The US Dollar
The US currency paused its rally after the President of the Federal Reserve of Dallas Robert Kaplan called for caution in the matter of rate normalization, saying that inflationary dynamics remain unconvincing.
One could argue that such a statement can be interpreted in two ways. On the one hand, that the monetary policy of the central bank cannot target a long-term nominal rate (because of changes in inflation expectations). On the other hand, that the official’s worries are caused by a sense of adventurism in Trump’s tax reform adventurism, as short-term rates on the TIPS market are going up (the direct impact of tax reform), whilst rates on ten-year bonds are declining. The markets might expect in the future that the economy will have to pay with a recession. History confirms that the divergence of short- and long-term inflation expectations is an unhealthy sign, and, according to Kaplan, looks a bit “ominous.”
The US sovereign debt related to inflation recorded a $432 million inflow of capital last week, showing the best dynamics since March. For 10-year bonds, there was a corresponding outflow of funds. Capital flows in these instruments are a direct indicator of “progress” in implementing the Trump reform and its economic consequences.
However, one must remember here that structural changes restrain the growth of prices. Of course, this is what technological progress and globalisation commands; reducing the need for labour which presses on the competitiveness of national production. Trump’s protectionist ideas can suppress the influence of the latter, but reducing the tax burden on firms can only stimulate the automation of production.
In accordance with rational expectations (financial markets are very close to this), it is also worth noting that tax cuts should be perceived as a future increase in taxes, which can actually level out the effect of fiscal stimulation.
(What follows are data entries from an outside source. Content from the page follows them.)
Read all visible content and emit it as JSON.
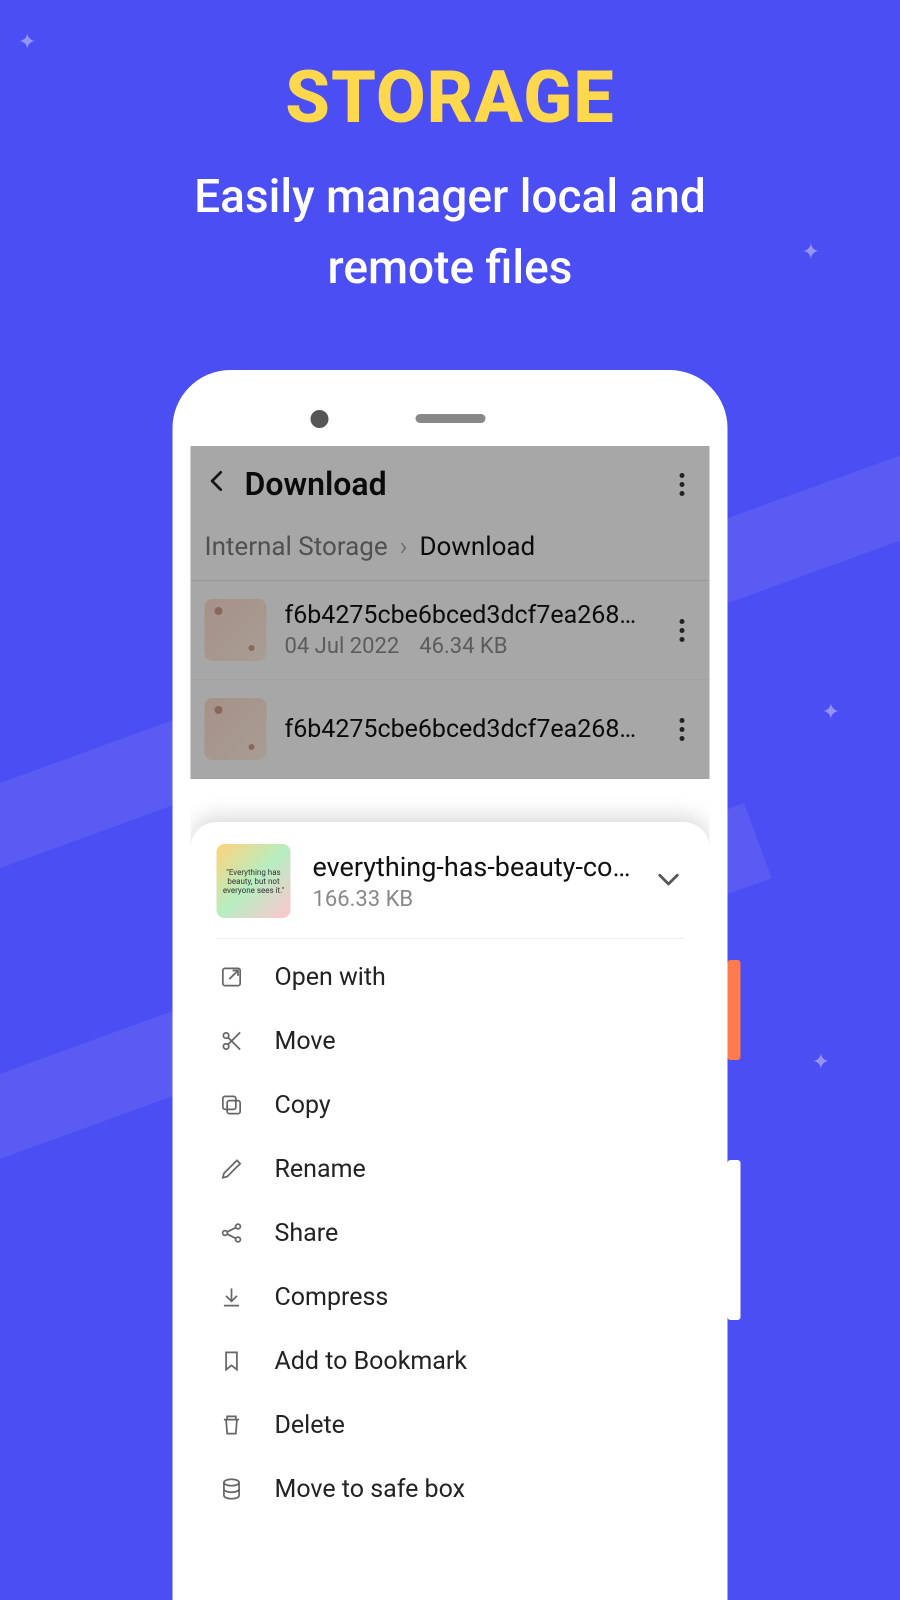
{
  "promo": {
    "headline": "STORAGE",
    "subhead_line1": "Easily manager local and",
    "subhead_line2": "remote files"
  },
  "app": {
    "title": "Download",
    "breadcrumb": {
      "root": "Internal Storage",
      "current": "Download"
    }
  },
  "files": [
    {
      "name": "f6b4275cbe6bced3dcf7ea2688...",
      "date": "04 Jul 2022",
      "size": "46.34 KB"
    },
    {
      "name": "f6b4275cbe6bced3dcf7ea2688...",
      "date": "",
      "size": ""
    }
  ],
  "sheet": {
    "title": "everything-has-beauty-co...",
    "size": "166.33 KB",
    "thumb_text": "\"Everything has beauty, but not everyone sees it.\"",
    "actions": [
      "Open with",
      "Move",
      "Copy",
      "Rename",
      "Share",
      "Compress",
      "Add to Bookmark",
      "Delete",
      "Move to safe box"
    ]
  }
}
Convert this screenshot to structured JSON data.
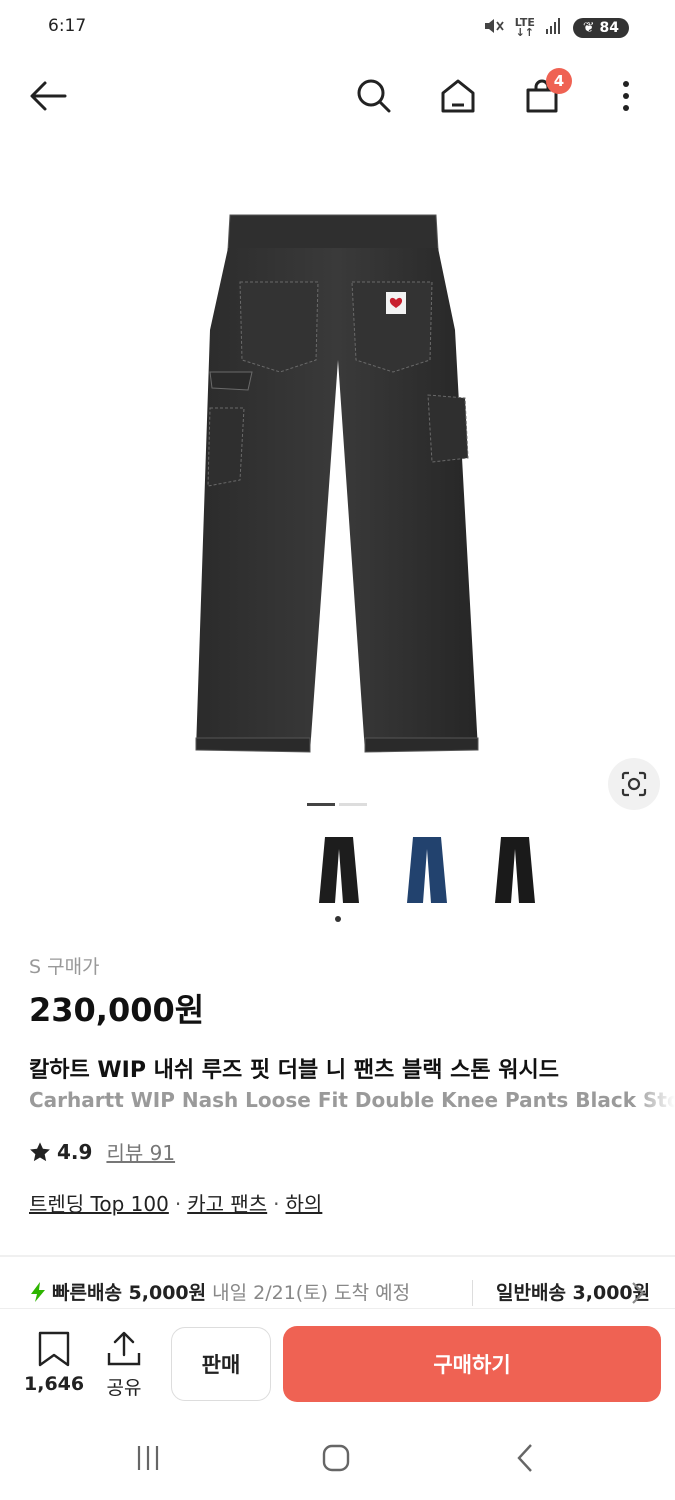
{
  "status": {
    "time": "6:17",
    "network": "LTE",
    "battery": "84"
  },
  "header": {
    "cart_count": "4"
  },
  "gallery": {
    "pages": 2,
    "active_page": 1,
    "thumbnail_colors": [
      "#1d1d1d",
      "#22426e",
      "#1a1a1a"
    ]
  },
  "product": {
    "price_label": "S 구매가",
    "price": "230,000원",
    "title_ko": "칼하트 WIP 내쉬 루즈 핏 더블 니 팬츠 블랙 스톤 워시드",
    "title_en": "Carhartt WIP Nash Loose Fit Double Knee Pants Black Stone Washed",
    "rating": "4.9",
    "review_label": "리뷰 91",
    "tags": [
      "트렌딩 Top 100",
      "카고 팬츠",
      "하의"
    ]
  },
  "shipping": {
    "fast_label": "빠른배송 5,000원",
    "fast_eta": "내일 2/21(토) 도착 예정",
    "normal_label": "일반배송 3,000원"
  },
  "actions": {
    "bookmark_count": "1,646",
    "share_label": "공유",
    "sell_label": "판매",
    "buy_label": "구매하기"
  },
  "colors": {
    "accent": "#ef6253",
    "fast_bolt": "#2db400"
  }
}
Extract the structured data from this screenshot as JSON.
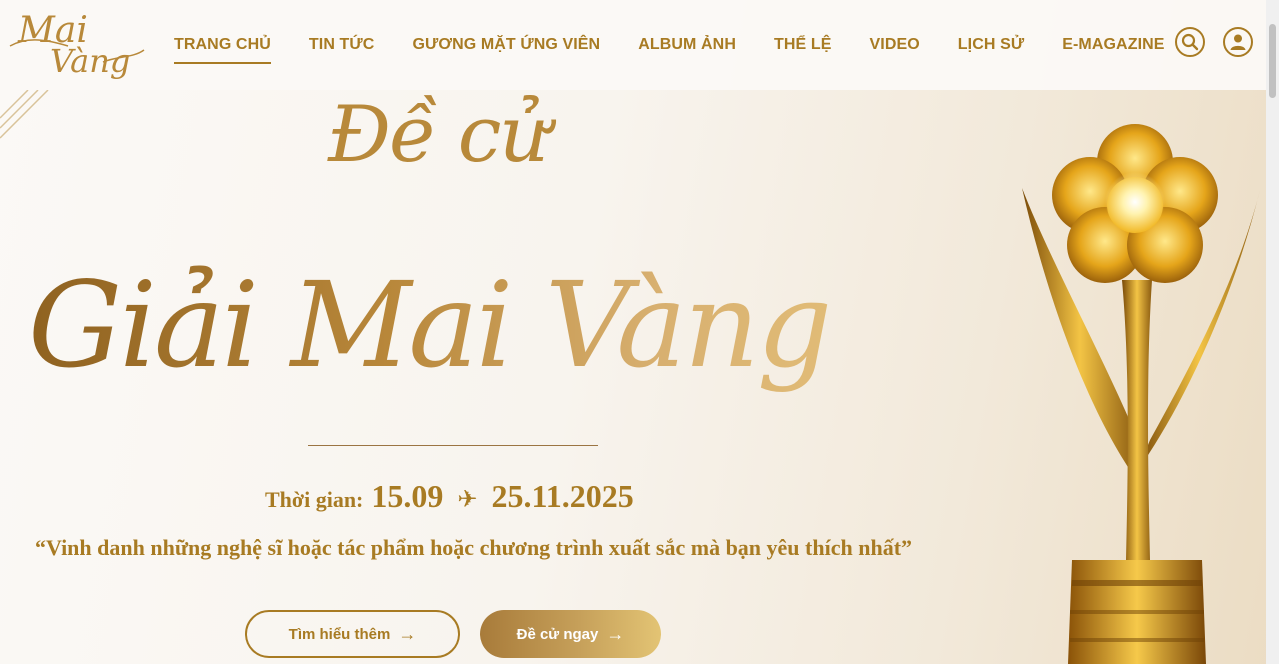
{
  "header": {
    "logo_text": "Mai Vàng",
    "nav": [
      {
        "label": "TRANG CHỦ",
        "active": true
      },
      {
        "label": "TIN TỨC"
      },
      {
        "label": "GƯƠNG MẶT ỨNG VIÊN"
      },
      {
        "label": "ALBUM ẢNH"
      },
      {
        "label": "THỂ LỆ"
      },
      {
        "label": "VIDEO"
      },
      {
        "label": "LỊCH SỬ"
      },
      {
        "label": "E-MAGAZINE"
      }
    ],
    "search_icon": "search-icon",
    "user_icon": "user-icon"
  },
  "hero": {
    "kicker": "Đề cử",
    "headline": "Giải Mai Vàng",
    "time_label": "Thời gian:",
    "time_start": "15.09",
    "time_arrow": "✈",
    "time_end": "25.11.2025",
    "quote": "“Vinh danh những nghệ sĩ hoặc tác phẩm hoặc chương trình xuất sắc mà bạn yêu thích nhất”",
    "btn_learn": "Tìm hiểu thêm",
    "btn_nominate": "Đề cử ngay",
    "arrow": "→"
  },
  "colors": {
    "gold": "#a87b23",
    "gold_light": "#e3c474",
    "bg": "#f8f4ee"
  }
}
Whether it is possible to increase the propensity to consume by tax breaks in the population (which in turn should trigger inflation), or everything will go into savings, it is rather difficult to predict.
Nevertheless, the optimism on the dollar is likely to be replenished quite quickly, since the currency is much more sensitive to short-term expectations, the background of which is entirely occupied by fiscal stimulation by Trump, the rate of rate hikes and the renewal of the Fed’s leadership.
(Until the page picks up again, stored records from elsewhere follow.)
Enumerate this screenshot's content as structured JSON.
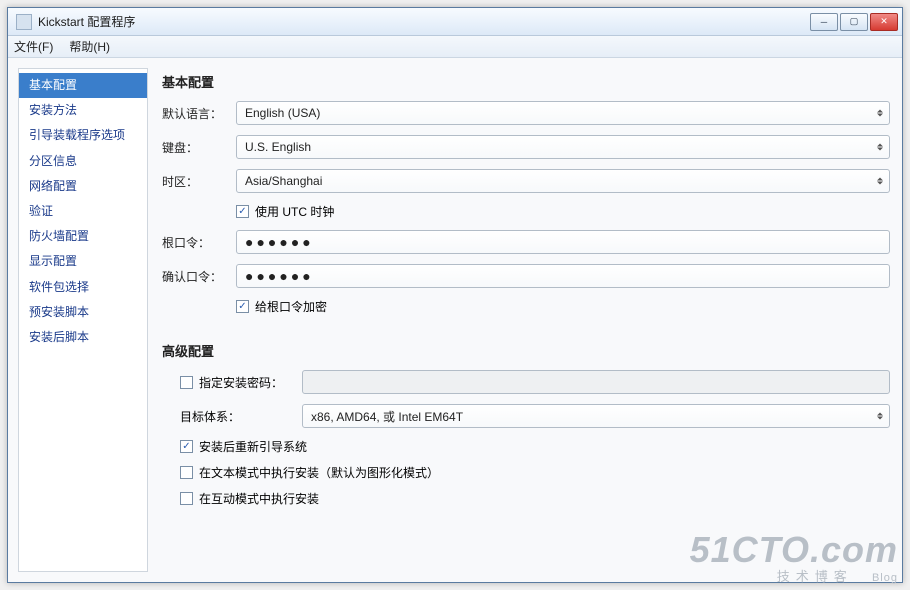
{
  "window": {
    "title": "Kickstart 配置程序"
  },
  "menubar": {
    "file": "文件(F)",
    "help": "帮助(H)"
  },
  "sidebar": {
    "items": [
      "基本配置",
      "安装方法",
      "引导装载程序选项",
      "分区信息",
      "网络配置",
      "验证",
      "防火墙配置",
      "显示配置",
      "软件包选择",
      "预安装脚本",
      "安装后脚本"
    ],
    "active_index": 0
  },
  "basic": {
    "section_title": "基本配置",
    "lang_label": "默认语言：",
    "lang_value": "English (USA)",
    "keyboard_label": "键盘：",
    "keyboard_value": "U.S. English",
    "timezone_label": "时区：",
    "timezone_value": "Asia/Shanghai",
    "utc_label": "使用 UTC 时钟",
    "utc_checked": true,
    "rootpw_label": "根口令：",
    "rootpw_display": "●●●●●●",
    "confirm_label": "确认口令：",
    "confirm_display": "●●●●●●",
    "encrypt_label": "给根口令加密",
    "encrypt_checked": true
  },
  "advanced": {
    "section_title": "高级配置",
    "installpw_label": "指定安装密码：",
    "installpw_checked": false,
    "installpw_value": "",
    "arch_label": "目标体系：",
    "arch_value": "x86, AMD64, 或 Intel EM64T",
    "reboot_label": "安装后重新引导系统",
    "reboot_checked": true,
    "textmode_label": "在文本模式中执行安装（默认为图形化模式）",
    "textmode_checked": false,
    "interactive_label": "在互动模式中执行安装",
    "interactive_checked": false
  },
  "watermark": {
    "big": "51CTO.com",
    "small": "技术博客",
    "tiny": "Blog"
  }
}
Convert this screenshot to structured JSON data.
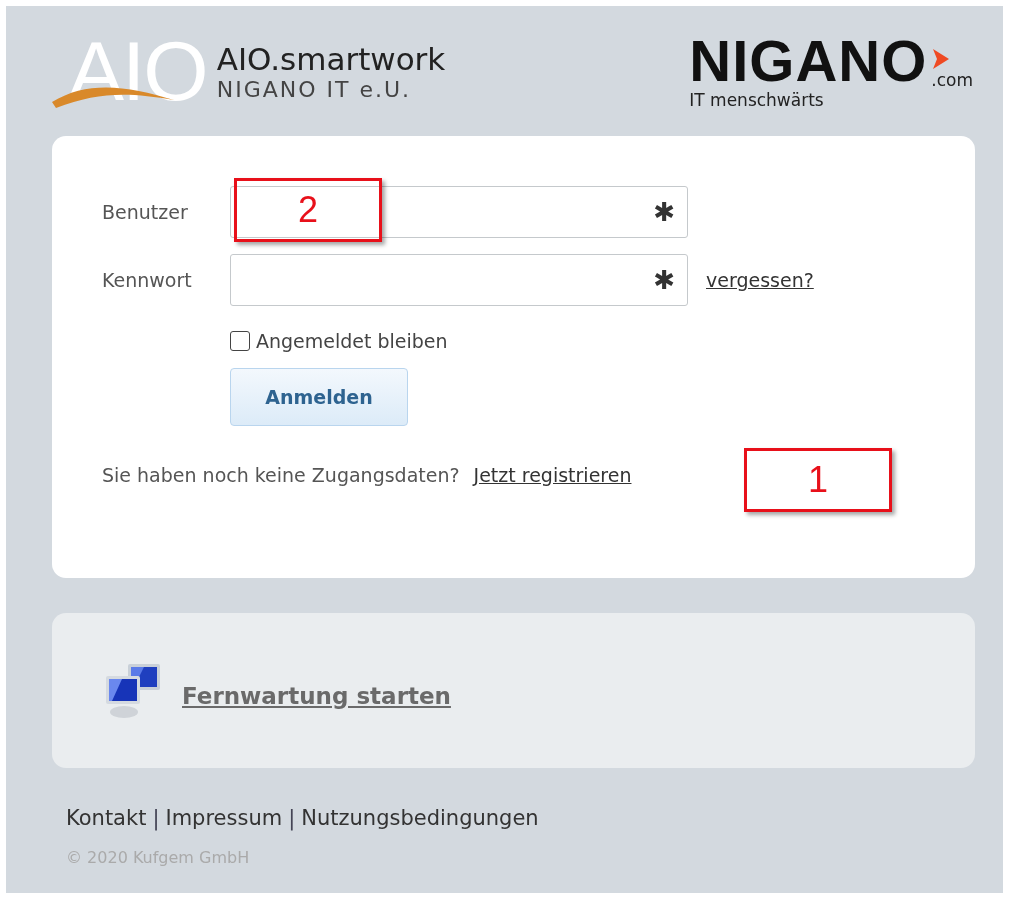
{
  "header": {
    "logo_mark": "AIO",
    "product": "AIO.smartwork",
    "company": "NIGANO IT e.U.",
    "partner_logo": {
      "name": "NIGANO",
      "suffix": ".com",
      "tagline": "IT menschwärts"
    }
  },
  "login": {
    "fields": [
      {
        "label": "Benutzer",
        "required_mark": "✱",
        "callout": "2"
      },
      {
        "label": "Kennwort",
        "required_mark": "✱",
        "link": "vergessen?"
      }
    ],
    "remember": {
      "label": "Angemeldet bleiben",
      "checked": false
    },
    "submit": "Anmelden",
    "register": {
      "text": "Sie haben noch keine Zugangsdaten?",
      "link": "Jetzt registrieren",
      "callout": "1"
    }
  },
  "remote": {
    "link": "Fernwartung starten"
  },
  "footer": {
    "links": [
      "Kontakt",
      "Impressum",
      "Nutzungsbedingungen"
    ],
    "separator": "|",
    "copyright": "© 2020 Kufgem GmbH"
  }
}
Kevin Walsh, the potential candidate for Yellen’s position, is known for his criticism of increasing the asset balance in 2011. This means that if he gets the reins, the pace of tightening of the policy may accelerate, which will be a bullish signal for the dollar. News on this topic can cause a clear reaction of the US currency.
The oil Market
In the battle of OPEC vs. the US shale industry, there is an interesting signal regarding financing of the latter by large banks. BNP Paribas, the largest listed bank of France, said on Wednesday that it reduced the financing of oil shale projects and oil sands, as well as projects related to their transportation.
What does this mean? Is it awareness of the fact that the margin for these projects will be long suppressed because of competition and low prices? Pressure from regulators or stakeholders?
Given that the main target of investments turn to projects with renewable energy sources, it seems that the bank does not like the impasse in which the producers on the oil market came.
Earlier, another French bank, Societe Generale, also said that next year it is getting out of the CHP project using coal and that it will increase support for “green projects”.
The WTI barrel reached a mark of $51 on Wednesday, as the market is growing confident that OPEC, recalling its capabilities as a cartel, will no longer return to price wars and will continue to follow the path of reduction.